Tammy Hunt's family dog, Bob, died in January. She waited two months for her bill from Bridge Pet Services. (Photo courtesy of Tammy Hunt)
Tammy Hunt’s family dog, Bob, died in January. (Photo courtesy Tammy Hunt)

After Tammy Hunt’s boxer died in January, she hired a local pet cremation service to pick up the remains.

In mid-February, when her stepson’s cat died, he called the same company.

But neither of them heard back from the business, Bridge Pet Services, for weeks about their bills.

On a recent weekend, they stopped by the shop and noticed a blue Toyota full of black and white plastic bags.

They took a closer look, and realized the bags were labeled with people’s names, pet names and dates going back weeks. They showed me video of what they saw.

Hunt said they were both horrified to think their own pets might be decomposing in the back the truck.

“You know, if we didn’t care, we’d just take our pets out to the landfill,” she said.

She said seeing those bags brought back the stress of losing her dog all over again.

She decided to post about it on a Juneau Community Collective Facebook thread.

The reaction from other clients of Bridge Pet Services was immediate.

Some said they’d tried calling, emailing, texting and even knocking on the door to talk to someone. Other customers noted bills and pet’s ashes that were overdue by a month or more.

“If the service is offered, then the service should be rendered,” Hunt said. “If the service cannot be rendered, then it should not be offered. I think that ordinances might need to be either enforced or altered to accommodate pet owners a little bit better.”

“It’s just embarrassing and I’m just trying to get this sorted out and get back on track,” said Mike Dziuba, who founded Bridge Pet Services with his now ex-wife in 2007. “My own dog was getting older at the time, and I just didn’t want to ship him to Anchorage and I wasn’t in a place where I was putting roots down where I was going to be at a house where I felt comfortable burying him there.”

When a pet passes away, Juneau residents are required by city ordinance to dispose of the remains immediately.

Before Bridge opened, they could bury the pet on their own property or use the landfill’s disposal service.

“I felt like I was providing an option for town instead of the landfill, of course, although I know there are still people that choose that option,” Dziuba said. “But it wasn’t for me and it’s not for most of my owners.”

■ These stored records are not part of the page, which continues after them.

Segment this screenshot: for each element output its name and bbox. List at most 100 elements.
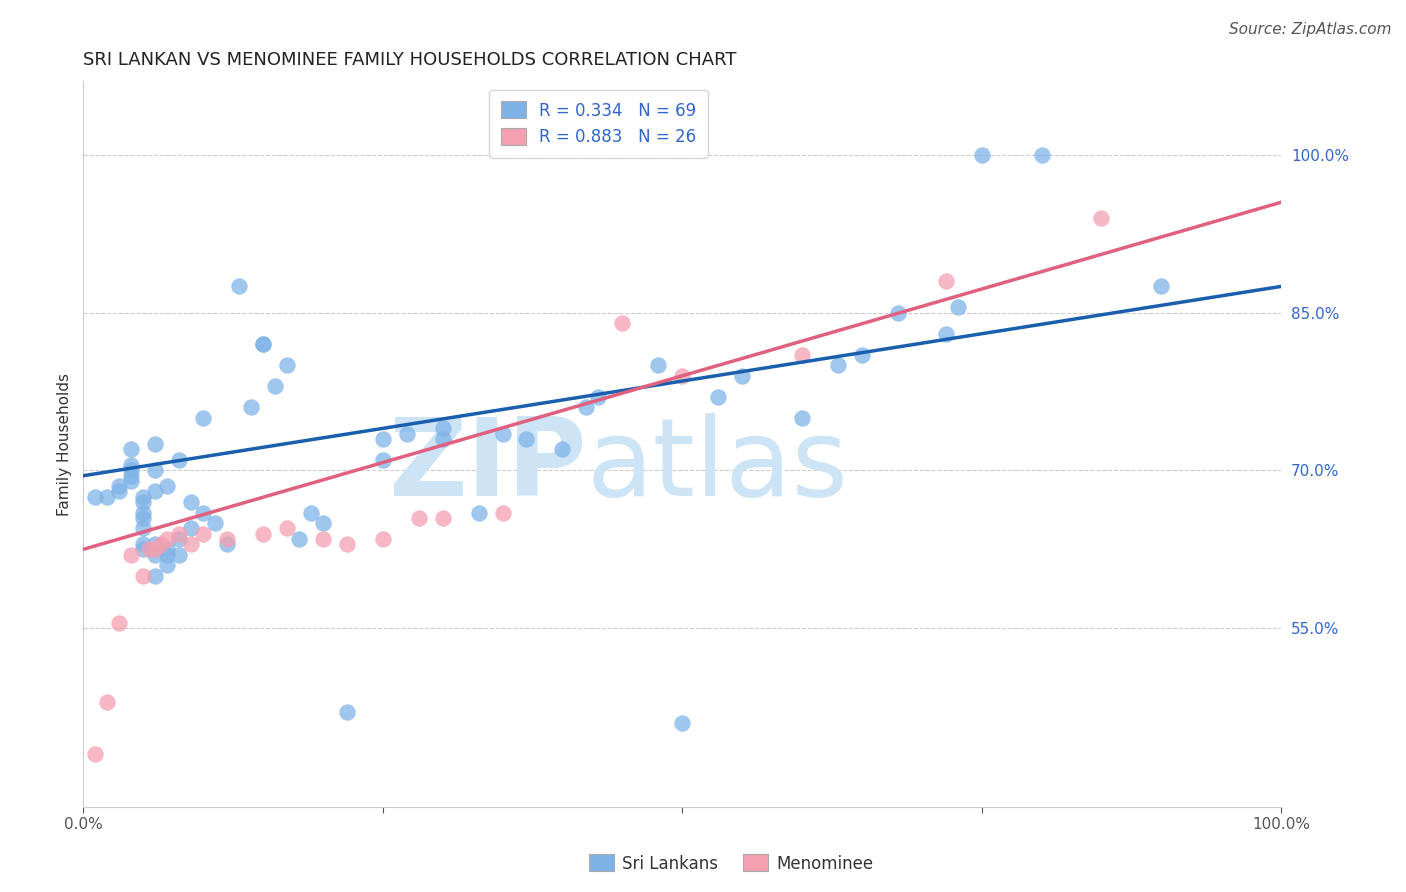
- Point: [491, 506, 513, 520]
- Point: [240, 401, 263, 415]
- Point: [312, 532, 335, 546]
- Point: [551, 442, 574, 457]
- Point: [1150, 279, 1173, 293]
- Point: [215, 532, 238, 546]
- Point: [150, 537, 173, 551]
- Point: [467, 506, 489, 520]
- Point: [96, 490, 118, 504]
- Point: [432, 421, 454, 435]
- Point: [432, 432, 454, 446]
- Point: [935, 274, 957, 288]
- Point: [96, 695, 118, 709]
- Point: [707, 390, 730, 404]
- Point: [408, 510, 430, 524]
- Point: [84, 747, 107, 762]
- Point: [851, 348, 873, 362]
- Legend: R = 0.334   N = 69, R = 0.883   N = 26: R = 0.334 N = 69, R = 0.883 N = 26: [489, 90, 707, 158]
- Point: [120, 463, 142, 477]
- Point: [491, 426, 513, 441]
- Point: [790, 348, 813, 362]
- Point: [887, 306, 910, 320]
- Point: [288, 532, 311, 546]
- Point: [120, 468, 142, 483]
- Point: [156, 558, 179, 573]
- Point: [1031, 148, 1053, 162]
- Point: [143, 548, 166, 562]
- Point: [108, 479, 131, 493]
- Point: [180, 537, 202, 551]
- Point: [156, 542, 179, 557]
- Point: [935, 326, 957, 341]
- Point: [156, 532, 179, 546]
- Legend: Sri Lankans, Menominee: Sri Lankans, Menominee: [582, 847, 880, 880]
- Point: [647, 359, 669, 373]
- Point: [191, 506, 214, 520]
- Point: [371, 432, 394, 446]
- Point: [671, 715, 693, 730]
- Point: [167, 532, 190, 546]
- Point: [191, 410, 214, 425]
- Point: [167, 526, 190, 541]
- Point: [204, 516, 226, 530]
- Point: [515, 432, 537, 446]
- Point: [132, 542, 155, 557]
- Point: [252, 337, 274, 351]
- Point: [132, 506, 155, 520]
- Point: [143, 437, 166, 451]
- Point: [336, 537, 359, 551]
- Text: atlas: atlas: [586, 413, 848, 519]
- Y-axis label: Family Households: Family Households: [58, 373, 72, 516]
- Point: [156, 548, 179, 562]
- Point: [132, 537, 155, 551]
- Point: [588, 390, 610, 404]
- Point: [84, 490, 107, 504]
- Point: [120, 474, 142, 488]
- Point: [167, 548, 190, 562]
- Point: [132, 510, 155, 524]
- Point: [312, 516, 335, 530]
- Point: [336, 706, 359, 720]
- Point: [371, 532, 394, 546]
- Point: [180, 521, 202, 535]
- Point: [946, 301, 969, 315]
- Point: [108, 615, 131, 630]
- Point: [132, 490, 155, 504]
- Point: [143, 537, 166, 551]
- Point: [108, 484, 131, 499]
- Point: [143, 484, 166, 499]
- Point: [276, 521, 298, 535]
- Text: Source: ZipAtlas.com: Source: ZipAtlas.com: [1229, 22, 1392, 37]
- Point: [252, 337, 274, 351]
- Point: [167, 453, 190, 467]
- Point: [432, 510, 454, 524]
- Point: [120, 442, 142, 457]
- Point: [612, 316, 634, 330]
- Point: [371, 453, 394, 467]
- Point: [731, 368, 754, 383]
- Point: [575, 401, 598, 415]
- Point: [143, 463, 166, 477]
- Point: [143, 568, 166, 582]
- Point: [180, 495, 202, 509]
- Point: [1090, 211, 1112, 225]
- Point: [252, 526, 274, 541]
- Point: [215, 537, 238, 551]
- Point: [228, 279, 250, 293]
- Text: ZIP: ZIP: [388, 413, 586, 519]
- Point: [276, 359, 298, 373]
- Point: [120, 458, 142, 473]
- Point: [132, 568, 155, 582]
- Point: [138, 542, 160, 557]
- Point: [827, 359, 849, 373]
- Point: [132, 495, 155, 509]
- Point: [143, 542, 166, 557]
- Point: [671, 368, 693, 383]
- Point: [299, 506, 322, 520]
- Point: [156, 479, 179, 493]
- Point: [120, 548, 142, 562]
- Point: [970, 148, 993, 162]
- Point: [395, 426, 418, 441]
- Text: SRI LANKAN VS MENOMINEE FAMILY HOUSEHOLDS CORRELATION CHART: SRI LANKAN VS MENOMINEE FAMILY HOUSEHOLD…: [83, 51, 737, 69]
- Point: [264, 379, 287, 393]
- Point: [191, 526, 214, 541]
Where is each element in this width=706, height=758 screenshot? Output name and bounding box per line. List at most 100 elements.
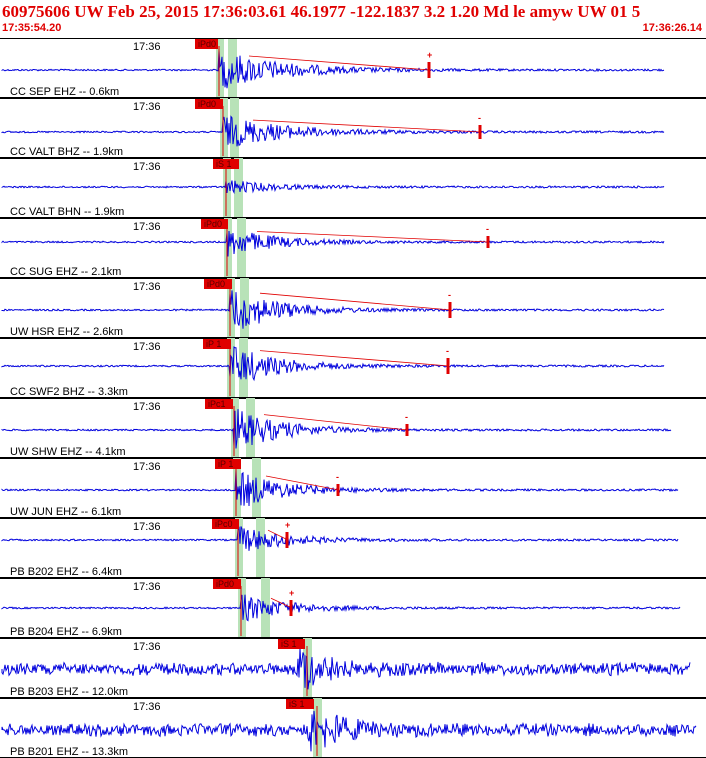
pick-label: iPd0 [198,39,216,49]
trace-time-label: 17:36 [133,581,161,593]
pick-label-box [213,579,241,589]
trace-row[interactable]: iS 1 17:36 PB B201 EHZ -- 13.3km [0,698,706,758]
s-phase-window [230,98,239,158]
pick-label-box [195,99,223,109]
coda-envelope [259,292,452,311]
pick-label: iS 1 [281,639,297,649]
trace-row[interactable]: + iPd0 17:36 PB B204 EHZ -- 6.9km [0,578,706,639]
s-phase-window [246,398,255,458]
coda-envelope [267,529,289,541]
waveform-trace [1,346,665,382]
waveform-trace [1,469,679,507]
trace-row[interactable]: + iPd0 17:36 CC SEP EHZ -- 0.6km [0,38,706,99]
station-label: PB B204 EHZ -- 6.9km [10,626,122,638]
waveform-trace [1,710,697,752]
trace-time-label: 17:36 [133,701,161,713]
station-label: UW HSR EHZ -- 2.6km [10,326,123,338]
trace-row[interactable]: iS 1 17:36 PB B203 EHZ -- 12.0km [0,638,706,699]
event-header: 60975606 UW Feb 25, 2015 17:36:03.61 46.… [0,0,706,38]
p-phase-window [220,98,228,158]
pick-label-box [213,159,239,169]
trace-time-label: 17:36 [133,341,161,353]
trace-row[interactable]: iS 1 17:36 CC VALT BHN -- 1.9km [0,158,706,219]
trace-time-label: 17:36 [133,41,161,53]
coda-envelope [270,597,293,609]
waveform-trace [1,230,665,257]
waveform-trace [1,290,665,329]
seismogram-panel[interactable]: + iPd0 17:36 CC SEP EHZ -- 0.6km - iPd0 17:36 C… [0,38,706,758]
trace-row[interactable]: - iPd0 17:36 UW HSR EHZ -- 2.6km [0,278,706,339]
station-label: PB B203 EHZ -- 12.0km [10,686,128,698]
coda-envelope [265,475,340,491]
waveform-trace [1,594,681,622]
p-phase-window [216,38,224,98]
coda-envelope [259,350,450,367]
coda-polarity-label: + [427,50,432,60]
trace-row[interactable]: - iPd0 17:36 CC SUG EHZ -- 2.1km [0,218,706,279]
trace-row[interactable]: - iPd0 17:36 CC VALT BHZ -- 1.9km [0,98,706,159]
pick-label: iPd0 [204,219,222,229]
coda-polarity-label: + [289,588,294,598]
trace-time-label: 17:36 [133,401,161,413]
s-phase-window [234,158,243,218]
trace-row[interactable]: - iP 1 17:36 UW JUN EHZ -- 6.1km [0,458,706,519]
waveform-trace [1,50,665,89]
pick-label: iPd0 [216,579,234,589]
s-phase-window [240,278,249,338]
coda-polarity-label: - [336,472,339,482]
coda-envelope [263,414,409,431]
pick-label: iP 1 [218,459,233,469]
p-phase-window [235,518,243,578]
window-start-time: 17:35:54.20 [2,22,62,34]
event-title: 60975606 UW Feb 25, 2015 17:36:03.61 46.… [2,2,641,21]
station-label: PB B202 EHZ -- 6.4km [10,566,122,578]
coda-envelope [252,119,482,133]
trace-time-label: 17:36 [133,161,161,173]
pick-label-box [278,639,305,649]
coda-polarity-label: + [285,520,290,530]
pick-label: iP 1 [206,339,221,349]
pick-label: iPd0 [198,99,216,109]
coda-polarity-label: - [486,224,489,234]
pick-label-box [195,39,218,49]
s-phase-window [256,518,265,578]
p-phase-window [238,578,246,638]
coda-polarity-label: - [405,412,408,422]
station-label: CC VALT BHZ -- 1.9km [10,146,123,158]
station-label: UW SHW EHZ -- 4.1km [10,446,126,458]
trace-row[interactable]: + iPc0 17:36 PB B202 EHZ -- 6.4km [0,518,706,579]
pick-label-box [286,699,314,709]
station-label: UW JUN EHZ -- 6.1km [10,506,121,518]
trace-time-label: 17:36 [133,641,161,653]
pick-label-box [203,339,231,349]
waveform-trace [1,526,679,551]
trace-time-label: 17:36 [133,221,161,233]
waveform-trace [1,647,691,690]
p-phase-window [227,338,235,398]
coda-envelope [248,55,431,71]
trace-time-label: 17:36 [133,281,161,293]
p-phase-window [227,278,235,338]
coda-polarity-label: - [448,290,451,300]
pick-label: iPc1 [208,399,226,409]
waveform-trace [1,115,665,147]
pick-label: iPc0 [215,519,233,529]
pick-label-box [205,399,233,409]
waveform-trace [1,180,665,195]
trace-time-label: 17:36 [133,461,161,473]
station-label: CC VALT BHN -- 1.9km [10,206,124,218]
station-label: CC SUG EHZ -- 2.1km [10,266,121,278]
trace-row[interactable]: - iP 1 17:36 CC SWF2 BHZ -- 3.3km [0,338,706,399]
coda-polarity-label: - [478,113,481,123]
pick-label: iS 1 [216,159,232,169]
pick-label-box [215,459,241,469]
pick-label-box [204,279,232,289]
pick-label-box [201,219,228,229]
waveform-trace [1,409,672,449]
station-label: CC SEP EHZ -- 0.6km [10,86,119,98]
station-label: CC SWF2 BHZ -- 3.3km [10,386,128,398]
trace-row[interactable]: - iPc1 17:36 UW SHW EHZ -- 4.1km [0,398,706,459]
pick-label-box [212,519,239,529]
coda-envelope [256,231,490,243]
trace-time-label: 17:36 [133,521,161,533]
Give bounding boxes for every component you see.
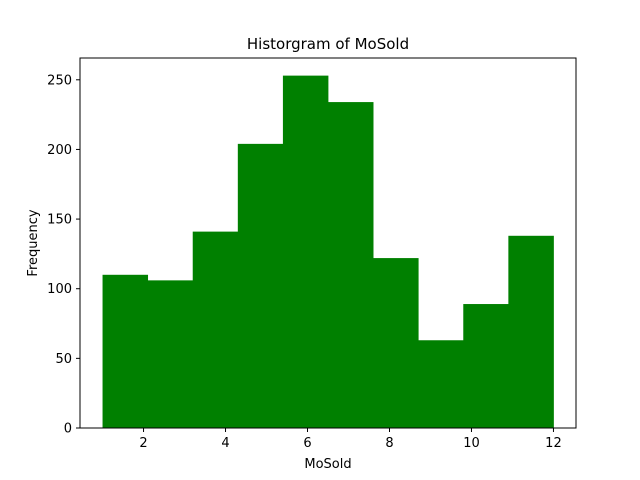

Dziuba’s clients can choose an individual cremation to receive their pet’s ashes in an urn afterward, or communal cremation, where multiple pets are cremated together and Bridge disposes of the ashes.

Prices vary based on weight. Home pick-up costs $35.

Dziuba said business tends to pick up in the winter months. He thinks it’s because the ground is too hard to bury pets.

Animals awaiting cremation are usually stored inside in freezers.

It typically takes him up to two weeks to cremate and get ashes back to clients, but acknowledged he’d fallen behind because of some personal issues.

He said he didn’t want to make excuses.

“I don’t necessarily blame anybody for griping. But I’ll talk to anybody individually and try to square it up that way. I think that’s kind of the best route.”

He runs the business alone now and works full-time at Bartlett Regional Hospital during the day, so animals in body bags sometimes sit in his truck until he can return to his shop.

Dziuba said he has time off from work coming up and plans to devote it to getting caught up and making things right with his clients.

In addition to individual owners, he works with the Gastineau Humane Society and local veterinarians, picking up animals that have been put down or found dead on the side of the road and cremating them.

The humane society had a crematorium years ago, but no one working there now remembers when it went away.

City Manager Rorie Watt said the city had received calls from concerned Bridge clients. He said they asked the Gastineau Humane Society to reach out to Dziuba and is hopeful the business will get back on track.

“I do think it’s a service that the public appreciates and the prior method of burying dead pets in the landfill really was not very popular with a lot of people.”

Hunt and her stepson both eventually heard back from Dziuba. She’s still upset about what happened, but said Dziuba waived her bill.